Flows and architecture

Clarifying key journeys before final UI

Before moving into polished screens, the core journey was defined through user flow mapping and broad wireframe exploration. This clarified which screens mattered most and where users needed reassurance or shortcuts.

MyFood user flow
User flow across the main ordering journey.
MyFood low-fidelity wireframes
Early wireframe exploration across key screens.
Wireframes

Early layout exploration with more room for iteration

Exploration

During early exploration, multiple layouts were tested:

  • A bottom-tab navigation vs. a single-flow layout
  • Grid vs. list menu views
  • Inline customization vs. step-based customization

What worked better

  • Step-based customization
  • Category-first browsing
  • Larger item cards for faster scanning

These insights shaped the final design direction.

Impact

  • Ordering steps reduced from 7 to 4
  • Menu browsing time reduced by ~30%
  • Customization clarity improved through step-based flow
  • Repeat ordering time reduced by ~60%

These improvements directly support faster decision-making for busy users.

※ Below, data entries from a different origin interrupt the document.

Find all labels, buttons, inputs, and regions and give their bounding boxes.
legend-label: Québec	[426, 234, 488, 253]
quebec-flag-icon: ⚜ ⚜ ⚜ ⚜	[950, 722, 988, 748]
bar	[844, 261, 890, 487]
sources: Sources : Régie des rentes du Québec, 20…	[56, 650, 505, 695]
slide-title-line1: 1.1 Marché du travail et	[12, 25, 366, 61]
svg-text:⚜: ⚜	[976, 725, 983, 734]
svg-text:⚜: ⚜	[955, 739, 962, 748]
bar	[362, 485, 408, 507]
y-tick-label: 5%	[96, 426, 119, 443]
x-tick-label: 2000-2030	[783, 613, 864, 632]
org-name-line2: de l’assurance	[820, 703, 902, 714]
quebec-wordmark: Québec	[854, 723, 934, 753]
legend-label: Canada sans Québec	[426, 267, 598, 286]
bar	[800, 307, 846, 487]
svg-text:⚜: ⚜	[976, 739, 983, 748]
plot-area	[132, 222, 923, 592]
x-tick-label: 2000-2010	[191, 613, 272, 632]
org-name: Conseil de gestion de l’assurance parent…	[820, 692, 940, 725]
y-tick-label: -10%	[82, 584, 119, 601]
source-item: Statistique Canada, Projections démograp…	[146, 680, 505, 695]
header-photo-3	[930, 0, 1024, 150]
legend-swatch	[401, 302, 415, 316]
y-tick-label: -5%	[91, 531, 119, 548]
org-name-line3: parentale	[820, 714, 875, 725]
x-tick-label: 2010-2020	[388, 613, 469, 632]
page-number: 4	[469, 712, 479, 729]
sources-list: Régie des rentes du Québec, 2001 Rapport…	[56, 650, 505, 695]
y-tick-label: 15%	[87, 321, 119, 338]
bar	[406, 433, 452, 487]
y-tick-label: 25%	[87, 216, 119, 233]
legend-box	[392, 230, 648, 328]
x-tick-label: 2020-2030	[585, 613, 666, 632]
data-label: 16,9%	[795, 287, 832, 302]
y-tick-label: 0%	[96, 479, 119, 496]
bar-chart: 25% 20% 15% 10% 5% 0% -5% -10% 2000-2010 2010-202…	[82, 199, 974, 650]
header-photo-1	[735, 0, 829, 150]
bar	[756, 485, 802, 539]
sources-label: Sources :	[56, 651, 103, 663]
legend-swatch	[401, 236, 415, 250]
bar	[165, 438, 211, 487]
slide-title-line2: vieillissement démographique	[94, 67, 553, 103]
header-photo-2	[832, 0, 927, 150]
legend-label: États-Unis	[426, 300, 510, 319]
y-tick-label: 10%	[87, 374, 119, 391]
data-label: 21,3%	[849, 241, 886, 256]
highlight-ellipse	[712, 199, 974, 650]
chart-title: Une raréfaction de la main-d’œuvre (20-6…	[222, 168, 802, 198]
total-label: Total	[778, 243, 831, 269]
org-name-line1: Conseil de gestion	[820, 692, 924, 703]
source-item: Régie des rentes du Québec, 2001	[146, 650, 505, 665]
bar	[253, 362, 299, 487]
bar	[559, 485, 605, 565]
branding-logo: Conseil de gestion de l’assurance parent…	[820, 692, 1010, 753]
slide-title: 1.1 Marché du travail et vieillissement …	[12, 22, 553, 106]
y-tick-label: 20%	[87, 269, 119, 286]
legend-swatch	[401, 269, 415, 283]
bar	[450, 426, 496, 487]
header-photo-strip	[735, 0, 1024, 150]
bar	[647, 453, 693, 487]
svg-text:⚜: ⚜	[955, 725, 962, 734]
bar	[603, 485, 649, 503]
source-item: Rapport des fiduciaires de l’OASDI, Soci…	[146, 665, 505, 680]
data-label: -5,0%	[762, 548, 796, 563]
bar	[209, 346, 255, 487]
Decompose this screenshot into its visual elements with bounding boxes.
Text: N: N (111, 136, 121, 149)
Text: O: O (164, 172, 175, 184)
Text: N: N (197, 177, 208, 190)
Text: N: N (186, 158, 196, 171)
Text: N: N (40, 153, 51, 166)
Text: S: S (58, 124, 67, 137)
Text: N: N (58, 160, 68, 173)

Mid-fidelity wireframes helped test content density, screen hierarchy, and the relationship between menu browsing, item details, favorites, and checkout. This stage was especially useful for giving images more room while keeping the layout controlled.

Final design

High-fidelity screens presented with consistency

The final UI focused on a more modern visual language while keeping the experience fast and legible. Screens were designed to feel visual and appetizing without losing structure.

High-fidelity main screen
Home and discovery screen.
High-fidelity menu
Menu and category browsing.
High-fidelity food details
Product detail and item imagery.
High-fidelity customization
Item customization experience.
Recent orders
Repeat-order support and recents.
Order review
Reviewing the order before completion.
Place order
Final order placement and confirmation.